By Eric T. Baker
Although it covers the same time period, region of the world, and subject as the first Crown of Glory, Matrix Games’ new Crown of Glory: Emperor’s Edition for the PC is in fact such a complete overhaul of the original that it is basically a new game. It is still a turn-based strategy game set in Europe during the Age of Napoleon, but it’s also a much deeper and (in some places) a more streamlined game. The conflicts from 1792 to 1820, both on the ground, on the sea, and at the diplomacy table are here to be played out.
The biggest and most obvious improvement in this edition of CoG is the map. There are 70 new movement areas, but at the same time, the map zooms all the way from a view of all of Europe down to a province level. An option has been added to play with a simplified economy so players can focus more on the combat if they wish, but at the same time rules have been added for such things as attrition on the march (staying on roads lowers its effects), war time inflation, and spirit of the nation (a rating of a country’s will to fight).
For combat, the biggest change is on the sea. The abstract combat of the first game has been replaced by a turn-based tactical level game where ships have ratings for everything from experience to sail quality and the player controls things down to the level of if the guns on a ship are aimed low or high. Similar detail has been added to land combat, along with the option to fight at the division or brigade level. More historical units have been added, and more detail has been given to all units.
It is the nature of wargames to speak of them as simulations. The closer they try to adhere to the realities of humanity, physics, and history, the more the simulation label fits.
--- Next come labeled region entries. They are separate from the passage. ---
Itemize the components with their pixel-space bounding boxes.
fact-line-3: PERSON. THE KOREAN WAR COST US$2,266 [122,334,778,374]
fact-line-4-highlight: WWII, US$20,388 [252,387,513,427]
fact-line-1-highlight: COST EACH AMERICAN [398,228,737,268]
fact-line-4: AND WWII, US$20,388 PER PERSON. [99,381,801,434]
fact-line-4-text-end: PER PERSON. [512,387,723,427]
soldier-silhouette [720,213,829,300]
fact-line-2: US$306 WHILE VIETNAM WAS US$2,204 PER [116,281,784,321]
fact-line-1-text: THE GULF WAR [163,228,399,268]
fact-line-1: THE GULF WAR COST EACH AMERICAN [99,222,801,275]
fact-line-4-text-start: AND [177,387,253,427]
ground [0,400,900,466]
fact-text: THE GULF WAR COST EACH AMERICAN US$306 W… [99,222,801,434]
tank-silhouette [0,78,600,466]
Every now and then, though, a game is released that is such an exact simulation that it seems to invalidate the use of that description on other, less accurate games. In this case, the “game” is Digital Combat Simulator: Black Shark for the PC from Russian studio Eagle Dynamics. The Black Shark of the title is a Russian attack helicopter.
How exact a simulation is DCS: BS? Every button, knob, switch, and control in the cockpit of the real helicopter is in the game, and every one of them actually does something. Turning on the engines and taking off requires activating 51 different buttons and switches, just as it does in the real Black Sharks. Mastering this game might not enable a player to actually fly the real helicopter, but it would put them well down the road to doing so.
As wonderfully faithful to its subject as DCS: BS is, the game’s weaknesses are in its graphics, which are accurate, but not state of the art, and in the enemy and wing man AI which is just barely good enough to be entertaining. Luckily there is an online co-op mode so players can have a human backing them up. But in the end DCS: BS isn’t a game about carnage and kill count, it is game about the satisfaction that comes from taking the controls of one of the world’s complex weapons of war and mastering it.
And speaking of simulations and games where carnage is not the reward, Firaxis has released Sid Meier’s Civilization IV Complete for the PC. This box contains the base Civ IV game, but also includes the two expansions: Warlord and Beyond the Sword. This is not simulation of the 51-button stripe, but it is the trademark fun of starting with a small base and slowly growing it, turn by turn, into the largest and most powerful “civilization” on the map. Obviously, this package is for anyone who has managed to completely resist getting into Civ IV in the years since its initial release.
Civ IV is an award-winning game. Warlord adds powers and gameplay features to the basic mix. Beyond the Sword adds more powers and further tweaks the gameplay. Warlord adds great generals to the mix, but also includes six new scenarios that change the way the game is played. BtS beefs up espionage, but it also adds some player-created “mods” that use the Civ IV engine but provide a different game experience. With a release date for Civ V still not announced, this is a well-timed and well-priced collection.